Yesterday, I popped in to see if one of the patients on the ward wanted a massage.
He had been enjoying the massages and it seemed to really help with his pain levels. He always seemed very calm and measured and self-assured when speaking with him.
However, yesterday was very different.
He said, “Not today, I’m not feeling up to it, I’m a bit flat”.
So, I just sat down to spend a little more time with him.
He wasn’t flat. He was exhausted and anxious. He explained that he was feeling very overwhelmed by everything. There was too much going on and I asked him what he meant.
He said he felt he was losing it, worrying about himself, his treatment, and his family. He was usually very even and calm especially around his family and he said he was like that so they wouldn’t worry about how he was really feeling.
He’d had enough. He couldn’t hide how he felt any more.
I told him about the other fellow who had a couple of meltdowns and I had explained to him that it was this fellow’s unconscious mind wanting to get out.
He was angry about his circumstances and afraid too and the unconscious mind was not feeling safe. His mind was not convinced that sticking around for treatment was a good idea.
I also explained about the body, mind separation a lot of people go through, that they disassociate from their bodies when unpleasant procedures are being constantly performed on them.
It’s a way of coping at the time but then there’s a disconnect when feeling and emotions are pushed down to remain brave in other people’s eyes.
We become more anxious and lost.
That’s where my therapy comes in.
I assist people to reconnect with their bodies and to trust in it again.
So while we were talking I explained what happened to me straight after my surgery. I was still organising the clinic the morning after!

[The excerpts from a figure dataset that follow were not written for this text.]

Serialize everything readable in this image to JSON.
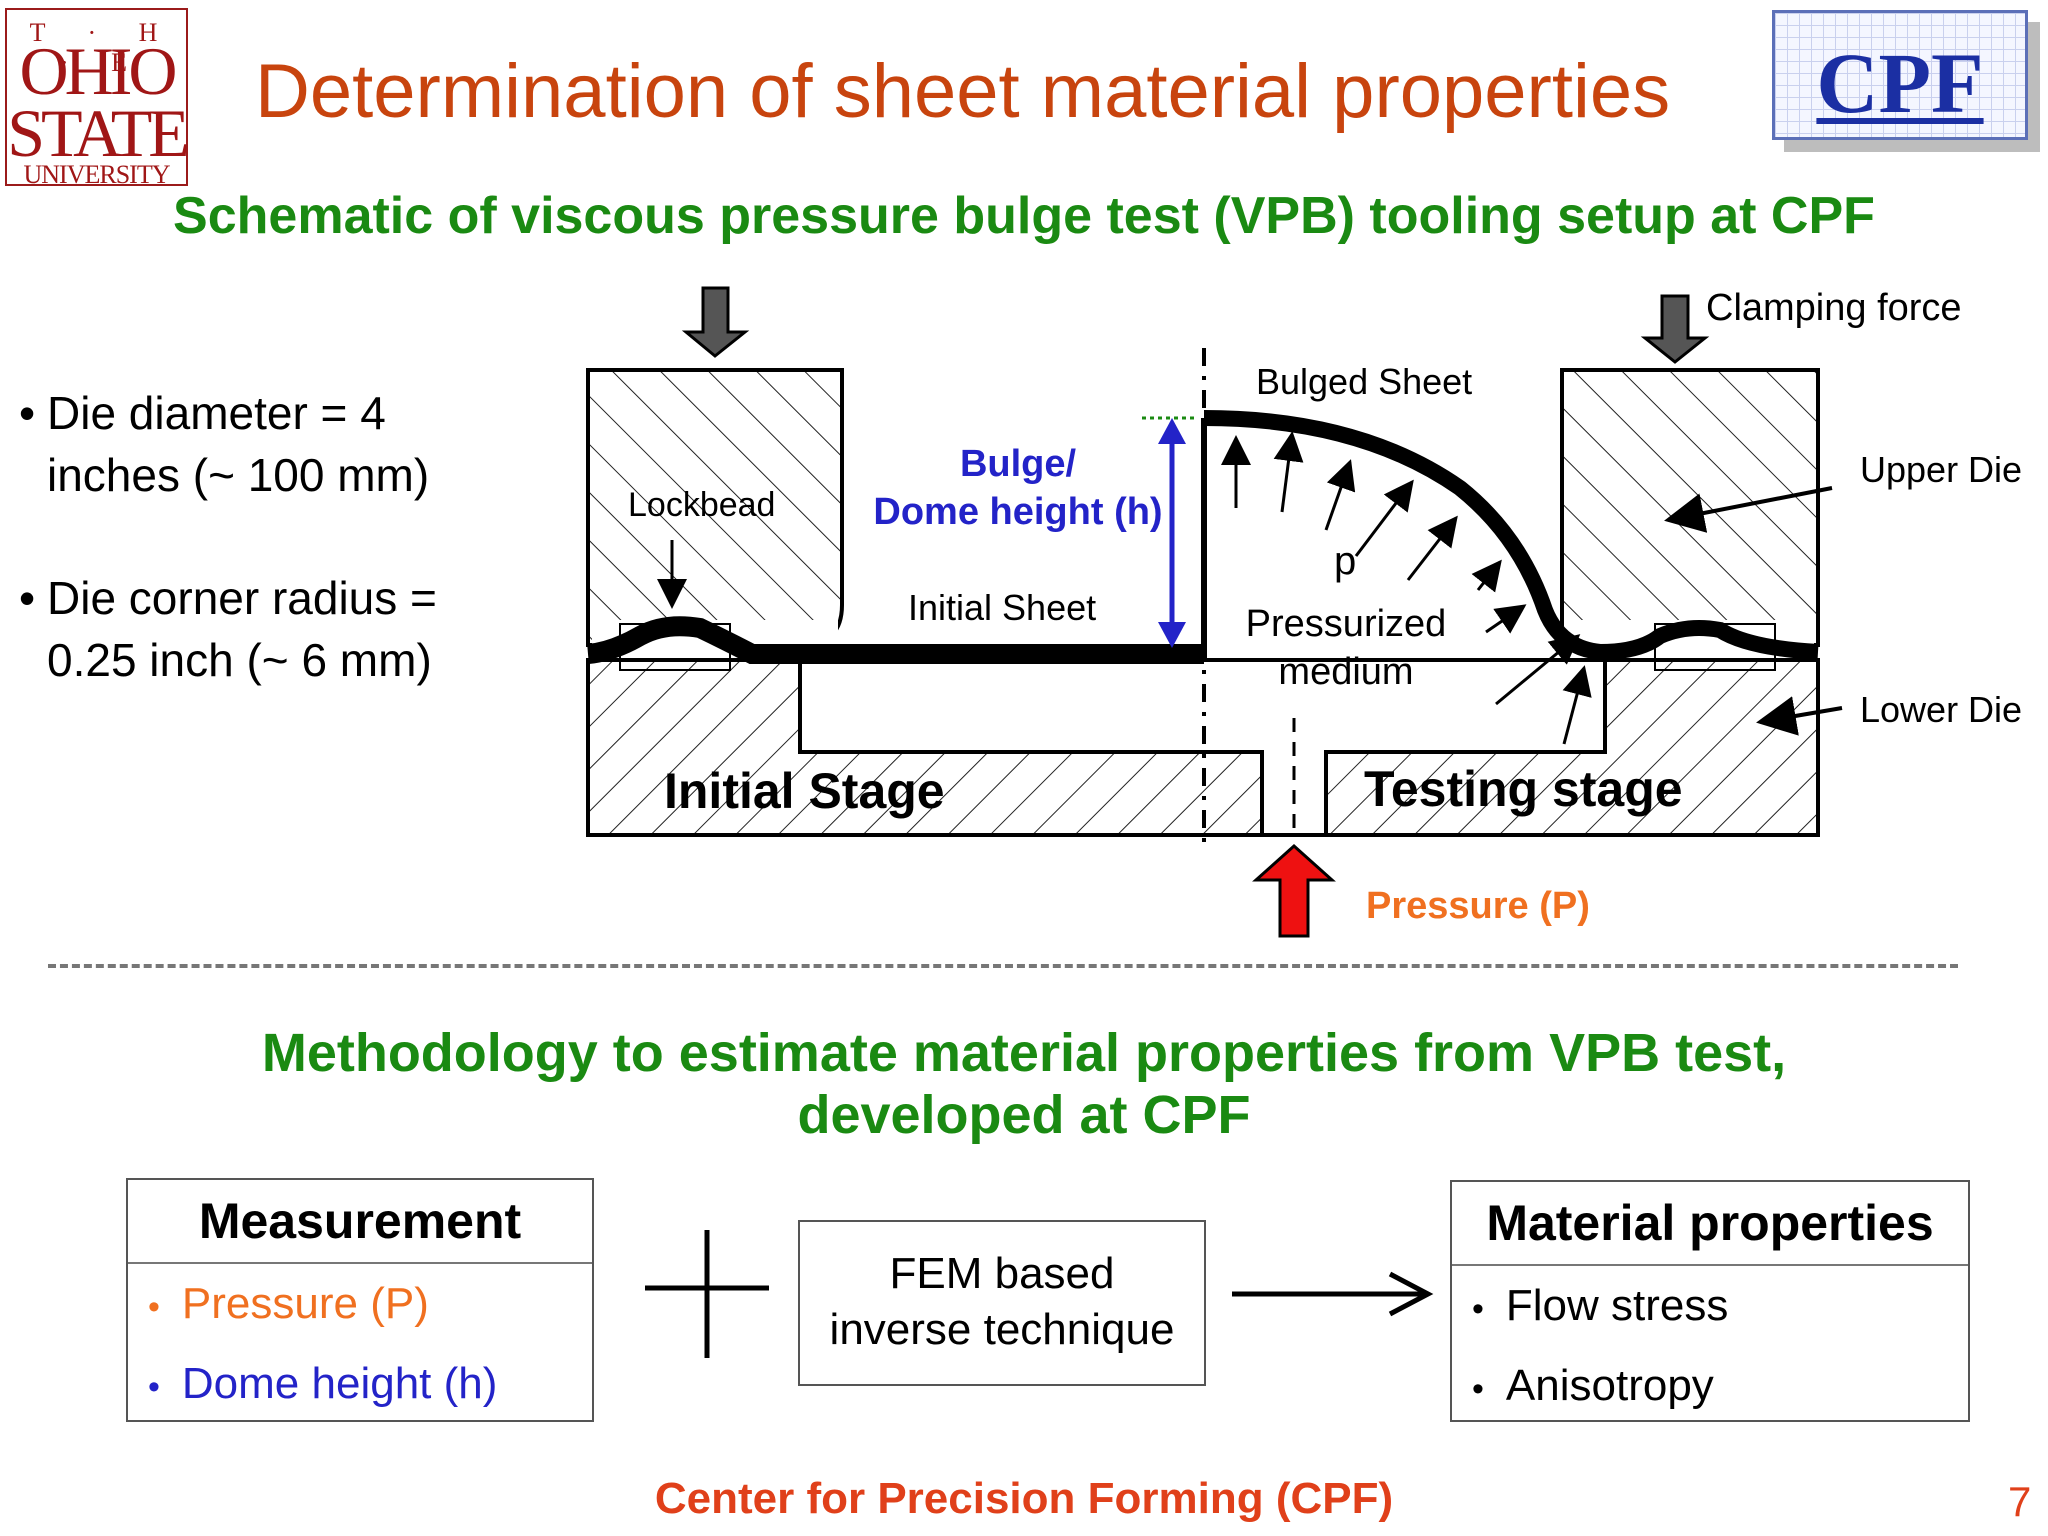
{
  "header": {
    "osu_logo": {
      "the": "T · H · E",
      "ohio": "OHIO",
      "state": "STATE",
      "university": "UNIVERSITY"
    },
    "cpf_logo": "CPF",
    "title": "Determination of sheet material properties",
    "subtitle": "Schematic of viscous pressure bulge test (VPB) tooling setup at CPF"
  },
  "specs": {
    "bullet_1": "Die diameter = 4 inches (~ 100 mm)",
    "bullet_2": "Die corner radius = 0.25 inch (~ 6 mm)"
  },
  "diagram": {
    "clamping_force": "Clamping force",
    "bulged_sheet": "Bulged Sheet",
    "upper_die": "Upper Die",
    "lower_die": "Lower Die",
    "lockbead": "Lockbead",
    "bulge_line1": "Bulge/",
    "bulge_line2": "Dome height (h)",
    "initial_sheet": "Initial Sheet",
    "p_symbol": "p",
    "medium_line1": "Pressurized",
    "medium_line2": "medium",
    "initial_stage": "Initial Stage",
    "testing_stage": "Testing stage",
    "pressure": "Pressure (P)",
    "colors": {
      "bulge_blue": "#2323c8",
      "pressure_orange": "#f07020",
      "pressure_arrow": "#ee1111"
    }
  },
  "methodology": {
    "title_line1": "Methodology to estimate material properties from VPB test,",
    "title_line2": "developed at CPF",
    "measurement": {
      "header": "Measurement",
      "item_1": "Pressure (P)",
      "item_2": "Dome height (h)"
    },
    "plus": "+",
    "fem": {
      "line1": "FEM based",
      "line2": "inverse technique"
    },
    "material": {
      "header": "Material properties",
      "item_1": "Flow stress",
      "item_2": "Anisotropy"
    }
  },
  "footer": {
    "text": "Center for Precision Forming (CPF)",
    "page": "7"
  }
}
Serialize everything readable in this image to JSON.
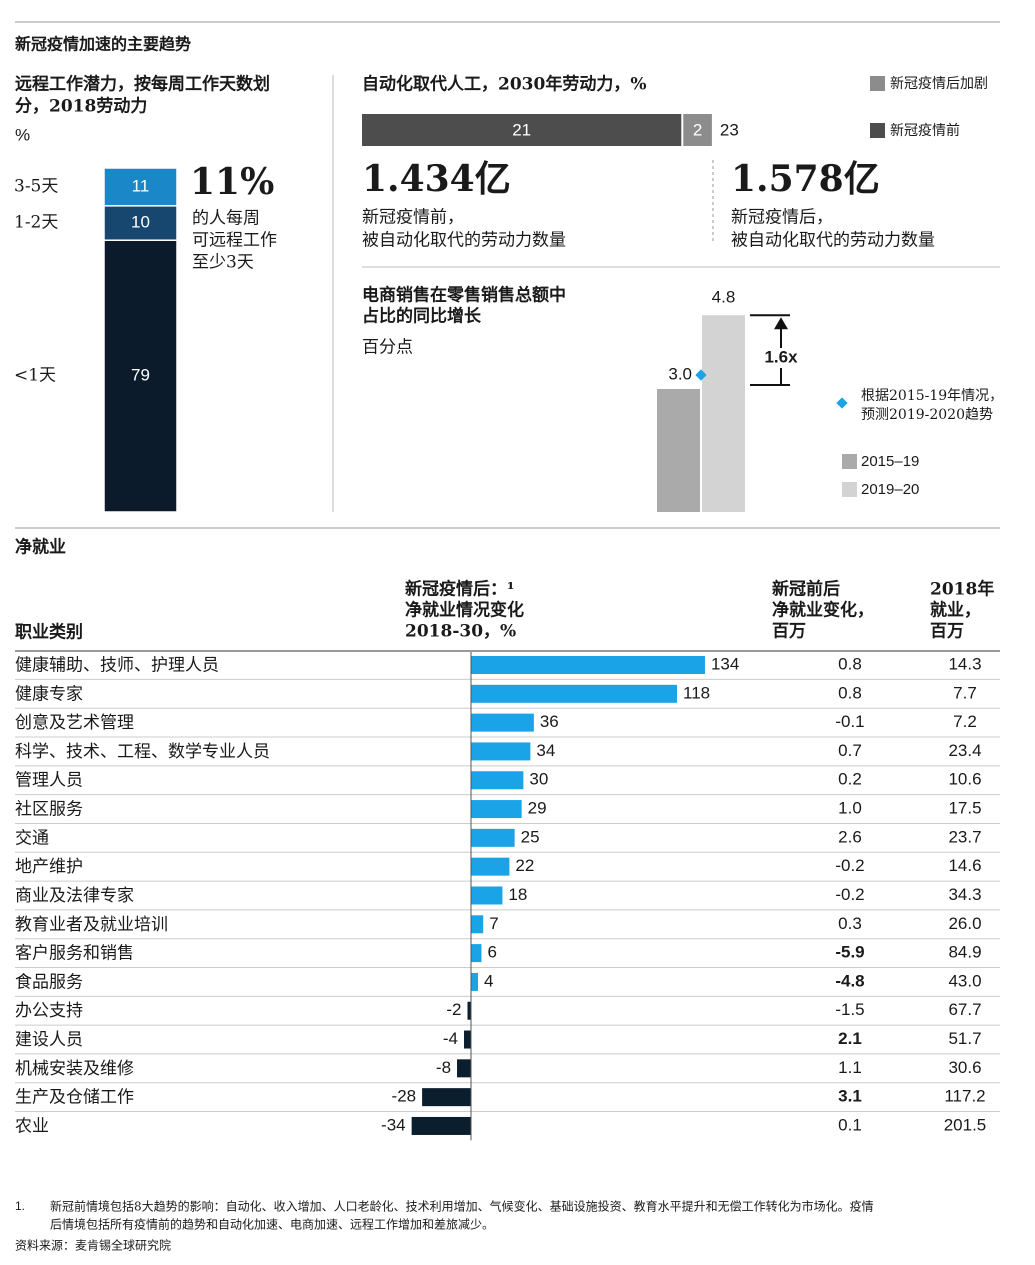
{
  "title": "新冠疫情加速的主要趋势",
  "chart_data": [
    {
      "type": "stacked-column",
      "title": [
        "远程工作潜力，按每周工作天数划",
        "分，2018劳动力"
      ],
      "unit": "%",
      "categories": [
        "3-5天",
        "1-2天",
        "<1天"
      ],
      "values": [
        11,
        10,
        79
      ],
      "colors": [
        "#1a87c9",
        "#17466e",
        "#0b1b2b"
      ],
      "headline": "11%",
      "headline_caption": [
        "的人每周",
        "可远程工作",
        "至少3天"
      ]
    },
    {
      "type": "stacked-hbar",
      "title": "自动化取代人工，2030年劳动力，%",
      "series": [
        {
          "name": "新冠疫情前",
          "color": "#4d4d4d",
          "values": [
            21
          ]
        },
        {
          "name": "新冠疫情后加剧",
          "color": "#8c8c8c",
          "values": [
            2
          ]
        }
      ],
      "total": 23,
      "stats": [
        {
          "value": "1.434亿",
          "caption": [
            "新冠疫情前，",
            "被自动化取代的劳动力数量"
          ]
        },
        {
          "value": "1.578亿",
          "caption": [
            "新冠疫情后，",
            "被自动化取代的劳动力数量"
          ]
        }
      ]
    },
    {
      "type": "column",
      "title": [
        "电商销售在零售销售总额中",
        "占比的同比增长"
      ],
      "unit": "百分点",
      "categories": [
        "2015–19",
        "2019–20"
      ],
      "values": [
        3.0,
        4.8
      ],
      "value_labels": [
        "3.0",
        "4.8"
      ],
      "colors": [
        "#aaaaaa",
        "#d3d3d3"
      ],
      "annotation": "1.6x",
      "projection_note": [
        "根据2015-19年情况，",
        "预测2019-2020趋势"
      ],
      "projection_color": "#1ba3e8"
    },
    {
      "type": "hbar-table",
      "title": "净就业",
      "category_header": "职业类别",
      "value_header": [
        "新冠疫情后：¹",
        "净就业情况变化",
        "2018-30，%"
      ],
      "categories": [
        "健康辅助、技师、护理人员",
        "健康专家",
        "创意及艺术管理",
        "科学、技术、工程、数学专业人员",
        "管理人员",
        "社区服务",
        "交通",
        "地产维护",
        "商业及法律专家",
        "教育业者及就业培训",
        "客户服务和销售",
        "食品服务",
        "办公支持",
        "建设人员",
        "机械安装及维修",
        "生产及仓储工作",
        "农业"
      ],
      "values": [
        134,
        118,
        36,
        34,
        30,
        29,
        25,
        22,
        18,
        7,
        6,
        4,
        -2,
        -4,
        -8,
        -28,
        -34
      ],
      "positive_color": "#1ba3e8",
      "negative_color": "#0a1e2e",
      "columns": [
        {
          "header": [
            "新冠前后",
            "净就业变化，",
            "百万"
          ],
          "values": [
            "0.8",
            "0.8",
            "-0.1",
            "0.7",
            "0.2",
            "1.0",
            "2.6",
            "-0.2",
            "-0.2",
            "0.3",
            "-5.9",
            "-4.8",
            "-1.5",
            "2.1",
            "1.1",
            "3.1",
            "0.1"
          ],
          "bold_rows": [
            10,
            11,
            13,
            15
          ]
        },
        {
          "header": [
            "2018年",
            "就业，",
            "百万"
          ],
          "values": [
            "14.3",
            "7.7",
            "7.2",
            "23.4",
            "10.6",
            "17.5",
            "23.7",
            "14.6",
            "34.3",
            "26.0",
            "84.9",
            "43.0",
            "67.7",
            "51.7",
            "30.6",
            "117.2",
            "201.5"
          ],
          "bold_rows": []
        }
      ]
    }
  ],
  "footnote": {
    "marker": "1.",
    "lines": [
      "新冠前情境包括8大趋势的影响：自动化、收入增加、人口老龄化、技术利用增加、气候变化、基础设施投资、教育水平提升和无偿工作转化为市场化。疫情",
      "后情境包括所有疫情前的趋势和自动化加速、电商加速、远程工作增加和差旅减少。"
    ]
  },
  "source": "资料来源：麦肯锡全球研究院"
}
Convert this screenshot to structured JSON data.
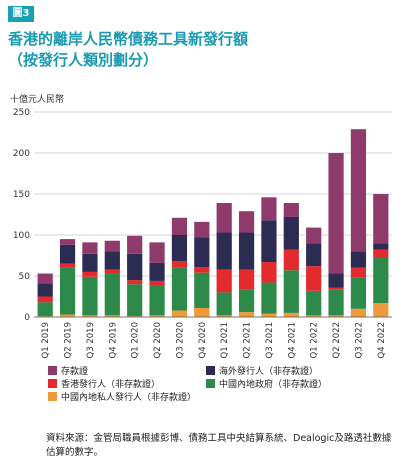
{
  "figure_label": "圖3",
  "title_line1": "香港的離岸人民幣債務工具新發行額",
  "title_line2": "（按發行人類別劃分）",
  "unit": "十億元人民幣",
  "source": "資料來源：金管局職員根據彭博、債務工具中央結算系統、Dealogic及路透社數據估算的數字。",
  "colors": {
    "cd": "#8e3b6c",
    "offshore": "#2c2b52",
    "hk": "#e32b2e",
    "mainland_gov": "#2e8a4a",
    "mainland_private": "#ee9a3a"
  },
  "chart_data": {
    "type": "bar",
    "stacked": true,
    "categories": [
      "Q1 2019",
      "Q2 2019",
      "Q3 2019",
      "Q4 2019",
      "Q1 2020",
      "Q2 2020",
      "Q3 2020",
      "Q4 2020",
      "Q1 2021",
      "Q2 2021",
      "Q3 2021",
      "Q4 2021",
      "Q1 2022",
      "Q2 2022",
      "Q3 2022",
      "Q4 2022"
    ],
    "ylim": [
      0,
      250
    ],
    "yticks": [
      0,
      50,
      100,
      150,
      200,
      250
    ],
    "grid": true,
    "legend_position": "bottom",
    "series": [
      {
        "key": "mainland_private",
        "name": "中國內地私人發行人（非存款證）",
        "values": [
          1,
          3,
          2,
          2,
          1,
          2,
          8,
          11,
          2,
          6,
          4,
          5,
          2,
          2,
          10,
          17
        ]
      },
      {
        "key": "mainland_gov",
        "name": "中國內地政府（非存款證）",
        "values": [
          17,
          57,
          47,
          51,
          39,
          37,
          52,
          43,
          28,
          28,
          38,
          52,
          30,
          32,
          38,
          55
        ]
      },
      {
        "key": "hk",
        "name": "香港發行人（非存款證）",
        "values": [
          7,
          5,
          6,
          5,
          5,
          5,
          8,
          7,
          28,
          24,
          25,
          25,
          30,
          2,
          12,
          10
        ]
      },
      {
        "key": "offshore",
        "name": "海外發行人（非存款證）",
        "values": [
          16,
          23,
          22,
          22,
          32,
          22,
          32,
          36,
          45,
          45,
          51,
          40,
          28,
          17,
          20,
          8
        ]
      },
      {
        "key": "cd",
        "name": "存款證",
        "values": [
          12,
          7,
          14,
          13,
          22,
          25,
          21,
          19,
          36,
          26,
          28,
          17,
          19,
          147,
          149,
          60
        ]
      }
    ]
  },
  "legend": {
    "cd": "存款證",
    "offshore": "海外發行人（非存款證）",
    "hk": "香港發行人（非存款證）",
    "mainland_gov": "中國內地政府（非存款證）",
    "mainland_private": "中國內地私人發行人（非存款證）"
  }
}
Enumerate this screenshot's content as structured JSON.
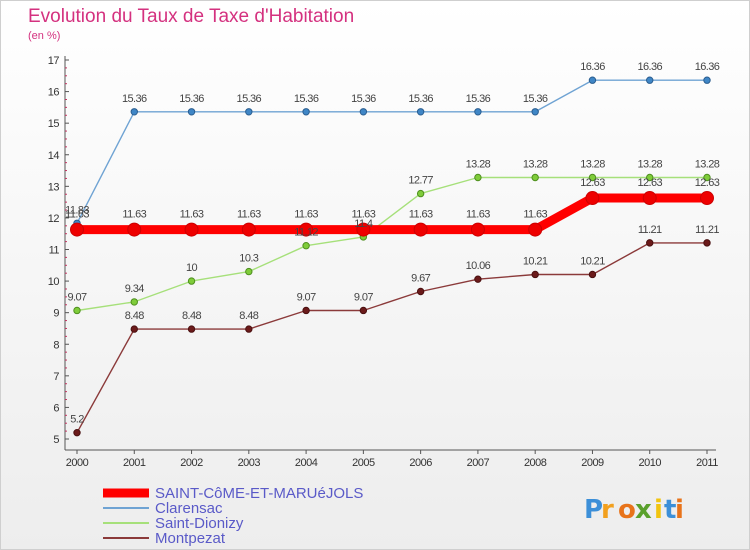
{
  "title": "Evolution du Taux de Taxe d'Habitation",
  "subtitle": "(en %)",
  "brand": "Proxiti",
  "chart_data": {
    "type": "line",
    "title": "Evolution du Taux de Taxe d'Habitation",
    "ylabel": "(en %)",
    "xlabel": "",
    "x": [
      "2000",
      "2001",
      "2002",
      "2003",
      "2004",
      "2005",
      "2006",
      "2007",
      "2008",
      "2009",
      "2010",
      "2011"
    ],
    "ylim": [
      5,
      17
    ],
    "yticks": [
      5,
      6,
      7,
      8,
      9,
      10,
      11,
      12,
      13,
      14,
      15,
      16,
      17
    ],
    "grid": false,
    "legend_position": "bottom-left",
    "series": [
      {
        "name": "SAINT-CôME-ET-MARUéJOLS",
        "color": "#ff0000",
        "values": [
          11.63,
          11.63,
          11.63,
          11.63,
          11.63,
          11.63,
          11.63,
          11.63,
          11.63,
          12.63,
          12.63,
          12.63
        ]
      },
      {
        "name": "Clarensac",
        "color": "#6fa3d3",
        "values": [
          11.83,
          15.36,
          15.36,
          15.36,
          15.36,
          15.36,
          15.36,
          15.36,
          15.36,
          16.36,
          16.36,
          16.36
        ]
      },
      {
        "name": "Saint-Dionizy",
        "color": "#a6e07a",
        "values": [
          9.07,
          9.34,
          10,
          10.3,
          11.12,
          11.4,
          12.77,
          13.28,
          13.28,
          13.28,
          13.28,
          13.28
        ]
      },
      {
        "name": "Montpezat",
        "color": "#8b3a3a",
        "values": [
          5.2,
          8.48,
          8.48,
          8.48,
          9.07,
          9.07,
          9.67,
          10.06,
          10.21,
          10.21,
          11.21,
          11.21
        ]
      }
    ],
    "data_labels": [
      [
        "11.63",
        "11.63",
        "11.63",
        "11.63",
        "11.63",
        "11.63",
        "11.63",
        "11.63",
        "11.63",
        "12.63",
        "12.63",
        "12.63"
      ],
      [
        "11.83",
        "15.36",
        "15.36",
        "15.36",
        "15.36",
        "15.36",
        "15.36",
        "15.36",
        "15.36",
        "16.36",
        "16.36",
        "16.36"
      ],
      [
        "9.07",
        "9.34",
        "10",
        "10.3",
        "11.12",
        "11.4",
        "12.77",
        "13.28",
        "13.28",
        "13.28",
        "13.28",
        "13.28"
      ],
      [
        "5.2",
        "8.48",
        "8.48",
        "8.48",
        "9.07",
        "9.07",
        "9.67",
        "10.06",
        "10.21",
        "10.21",
        "11.21",
        "11.21"
      ]
    ]
  }
}
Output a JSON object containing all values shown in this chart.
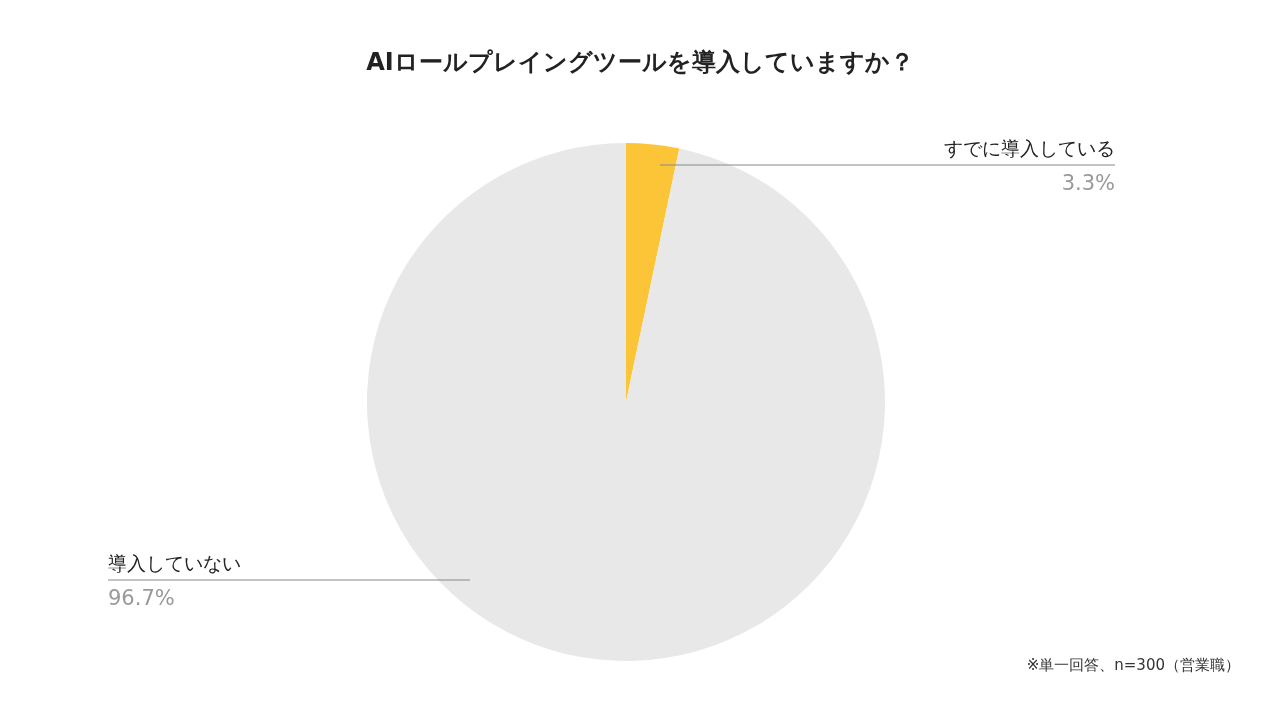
{
  "chart_data": {
    "type": "pie",
    "title": "AIロールプレイングツールを導入していますか？",
    "categories": [
      "すでに導入している",
      "導入していない"
    ],
    "values": [
      3.3,
      96.7
    ],
    "colors": [
      "#fcc537",
      "#e8e8e8"
    ],
    "value_labels": [
      "3.3%",
      "96.7%"
    ],
    "legend": false,
    "annotations": [
      "※単一回答、n=300（営業職）"
    ]
  }
}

I was worried about work, about my family and the pain post-surgery wasn’t much fun either. I couldn’t relax and I was exhausted but putting on the bravest of faces. I knew that I should have been resting instead of checking emails calling people. I knew I had to change my timeline.
Just then my phone rang and it was my mentor, Jo.
She said “What are you doing on the phone! I think it’s time for you to change your timeline miss and get some rest.”
So I did exactly that!
Yes, she’s a mind reader too!
When we accept the actual situation at hand AND accept assistance if and when we need it, it will give our unconscious mind the certainty it needs to keep on track with treatment, stay connected and avoid meltdowns.